The chapters feature stories from the authors’ lives, and at the end of each one are “reflection questions” relating to the chapter’s content; thought-provoking stuff to generate further discussion. Topics covered include soul-food, Black music, religious holidays such as Christmas and Advent, baptism and more, all discussed in Marcia and Shannon’s friendly and accessible way.
“Fat Luther, Slim Pickin’s” is a fun, timely and inspiring triumph, which should give even the staunchest non-believer pause for thought.
This book is a brilliant use of the liturgical year to bring readers into a wholly Catholic AND wholly Black AND wholly female experience, imagining what the church can be for all people. It doesn’t try to convince the reader to change their mind about what they might think about Black people in the church; it simply bears witness to experience, reminding Catholics and Christians of other denominations what is already true about our faith and asking us to consider how this should shape our response to people from different cultures and backgrounds who also worship Jesus as Savior and Lord. A beautiful primer on Catholic social teaching and Black culture and womanhood in the Church. I’m Immediately sending a recommendation to all my Catholic friends—they need these women. That’s the point really. We are all necessary members of the body, and that means the body of Christ will be necessarily but multi colored, multiethnic, multicultural. it’s especially important that Shannon and Marcia’s stories are told, because they have the stories we’ve been neglecting in favor of a Eurocentric Faith that demands uniformity in sacrifice of the beautiful diversity God has made.
Funny, wise, insightful, heartfelt, inclusive, challenging, vulnerable, unique. . . just a few words that describe this book! When I finished reading, I felt inspired to bring my whole, authentic self to the Church, and now have a better understanding of how to help others do the same. Shannon and Marcia have written a timely, faithful and enjoyable book for anyone who wants to know better so they can do better. Both informative and inspiring, Fat Luther, Slim Pickin's walks the reader through the liturgical year. As with any year in the life of the Church, it's a journey with the Lord and it would be hard to finish this book the same person as when you started.
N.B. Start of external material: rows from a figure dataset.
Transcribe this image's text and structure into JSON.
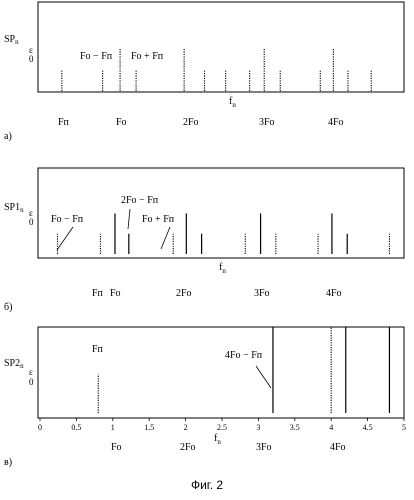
{
  "figure_caption": "Фиг. 2",
  "chart_data": [
    {
      "type": "stem",
      "panel_label": "а)",
      "ylabel": "SPn",
      "ylabel_main": "SP",
      "ylabel_sub": "n",
      "y_tick_top": "ε",
      "y_tick_zero": "0",
      "xlabel_main": "f",
      "xlabel_sub": "n",
      "bottom_labels": [
        "Fп",
        "Fo",
        "2Fo",
        "3Fo",
        "4Fo"
      ],
      "annotations": [
        "Fo − Fп",
        "Fo + Fп"
      ],
      "xlim": [
        0,
        5
      ],
      "ylim": [
        0,
        1
      ],
      "stems": [
        {
          "x": 0.3,
          "y": 0.45,
          "style": "dotted"
        },
        {
          "x": 0.86,
          "y": 0.45,
          "style": "dotted"
        },
        {
          "x": 1.1,
          "y": 0.9,
          "style": "dotted"
        },
        {
          "x": 1.32,
          "y": 0.45,
          "style": "dotted"
        },
        {
          "x": 1.98,
          "y": 0.9,
          "style": "dotted"
        },
        {
          "x": 2.26,
          "y": 0.45,
          "style": "dotted"
        },
        {
          "x": 2.55,
          "y": 0.45,
          "style": "dotted"
        },
        {
          "x": 2.88,
          "y": 0.45,
          "style": "dotted"
        },
        {
          "x": 3.08,
          "y": 0.9,
          "style": "dotted"
        },
        {
          "x": 3.3,
          "y": 0.45,
          "style": "dotted"
        },
        {
          "x": 3.85,
          "y": 0.45,
          "style": "dotted"
        },
        {
          "x": 4.03,
          "y": 0.9,
          "style": "dotted"
        },
        {
          "x": 4.23,
          "y": 0.45,
          "style": "dotted"
        },
        {
          "x": 4.55,
          "y": 0.45,
          "style": "dotted"
        }
      ]
    },
    {
      "type": "stem",
      "panel_label": "б)",
      "ylabel": "SP1n",
      "ylabel_main": "SP1",
      "ylabel_sub": "n",
      "y_tick_top": "ε",
      "y_tick_zero": "0",
      "xlabel_main": "f",
      "xlabel_sub": "n",
      "bottom_labels": [
        "Fп",
        "Fo",
        "2Fo",
        "3Fo",
        "4Fo"
      ],
      "annotations": [
        "Fo − Fп",
        "2Fo − Fп",
        "Fo + Fп"
      ],
      "xlim": [
        0,
        5
      ],
      "ylim": [
        0,
        1
      ],
      "stems": [
        {
          "x": 0.24,
          "y": 0.45,
          "style": "dotted"
        },
        {
          "x": 0.83,
          "y": 0.45,
          "style": "dotted"
        },
        {
          "x": 1.03,
          "y": 0.9,
          "style": "solid"
        },
        {
          "x": 1.22,
          "y": 0.45,
          "style": "solid"
        },
        {
          "x": 1.83,
          "y": 0.45,
          "style": "dotted"
        },
        {
          "x": 2.01,
          "y": 0.9,
          "style": "solid"
        },
        {
          "x": 2.22,
          "y": 0.45,
          "style": "solid"
        },
        {
          "x": 2.82,
          "y": 0.45,
          "style": "dotted"
        },
        {
          "x": 3.03,
          "y": 0.9,
          "style": "solid"
        },
        {
          "x": 3.24,
          "y": 0.45,
          "style": "dotted"
        },
        {
          "x": 3.82,
          "y": 0.45,
          "style": "dotted"
        },
        {
          "x": 4.01,
          "y": 0.9,
          "style": "solid"
        },
        {
          "x": 4.22,
          "y": 0.45,
          "style": "solid"
        },
        {
          "x": 4.8,
          "y": 0.45,
          "style": "dotted"
        }
      ]
    },
    {
      "type": "stem",
      "panel_label": "в)",
      "ylabel": "SP2n",
      "ylabel_main": "SP2",
      "ylabel_sub": "n",
      "y_tick_top": "ε",
      "y_tick_zero": "0",
      "xlabel_main": "f",
      "xlabel_sub": "n",
      "bottom_labels": [
        "Fo",
        "2Fo",
        "3Fo",
        "4Fo"
      ],
      "annotations": [
        "Fп",
        "4Fo − Fп"
      ],
      "x_ticks": [
        "0",
        "0.5",
        "1",
        "1.5",
        "2",
        "2.5",
        "3",
        "3.5",
        "4",
        "4.5",
        "5"
      ],
      "xlim": [
        0,
        5
      ],
      "ylim": [
        0,
        1
      ],
      "stems": [
        {
          "x": 0.8,
          "y": 0.45,
          "style": "dotted"
        },
        {
          "x": 3.2,
          "y": 1.0,
          "style": "solid"
        },
        {
          "x": 4.0,
          "y": 1.0,
          "style": "dotted"
        },
        {
          "x": 4.2,
          "y": 1.0,
          "style": "solid"
        },
        {
          "x": 4.8,
          "y": 1.0,
          "style": "solid"
        }
      ]
    }
  ]
}
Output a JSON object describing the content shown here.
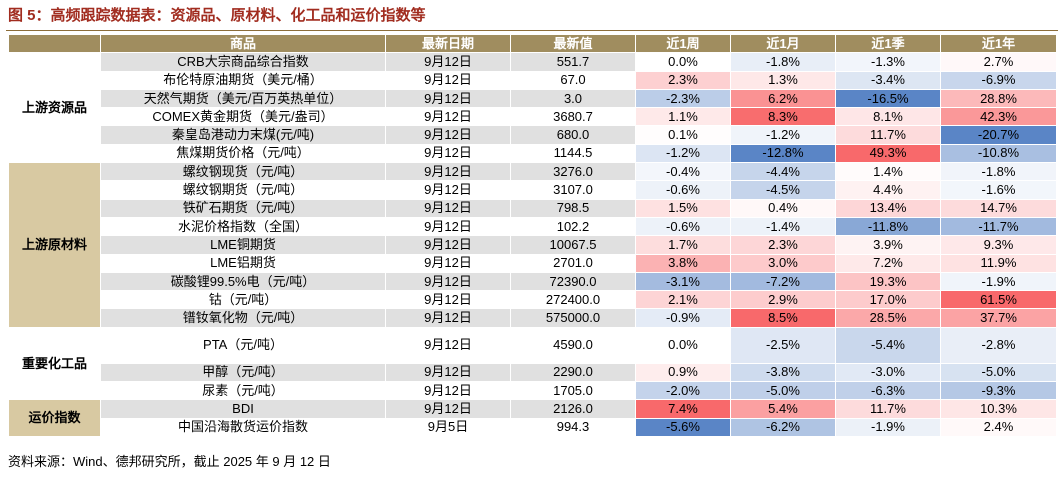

With solid scriptural understanding and church teachings, poignant personal stories, helpful explanations of Black culture and history, and holy companions as examples, Shannon and Marcia offer a way forward for us as individuals and for the Church.
Sometimes I feel discouraged that as a white mom in the middle of raising my kids in the suburban Midwest there is not much I can do personally to heal the divisions I see in America or in our Church. After reading this book, I feel hopeful. I will start where I am, with what I have, with the work that is in front of me. I pray that many others will pick up this book and both feel seen and see more clearly. This is the right book at the right time, and I am grateful to Ave Maria press for publishing it, and to Shannon and Marcia for sharing their wisdom, their experiences and their honest selves so generously in this book.
Every so often, I read a book that offers a spiritual perspective that is so unique it is striking. I had that experience as I pondered Fat Luther, Slim Pickin's: A Black Catholic Celebration of Faith, Tradition, and Diversity.
The tone is conversational and engaging. Authors Marcia Lane-McGee and Shannon Wimp Schmidt offer inspiration and encouragement as they describe their experiences as people of color in the Catholic Church. The authors have created a work that is both inviting and challenging and is a thorough delight to read and relish.
This book is a much-needed resource to promote inclusivity and engagement within the Church. In short, it is an important, insightful book for a time such as this.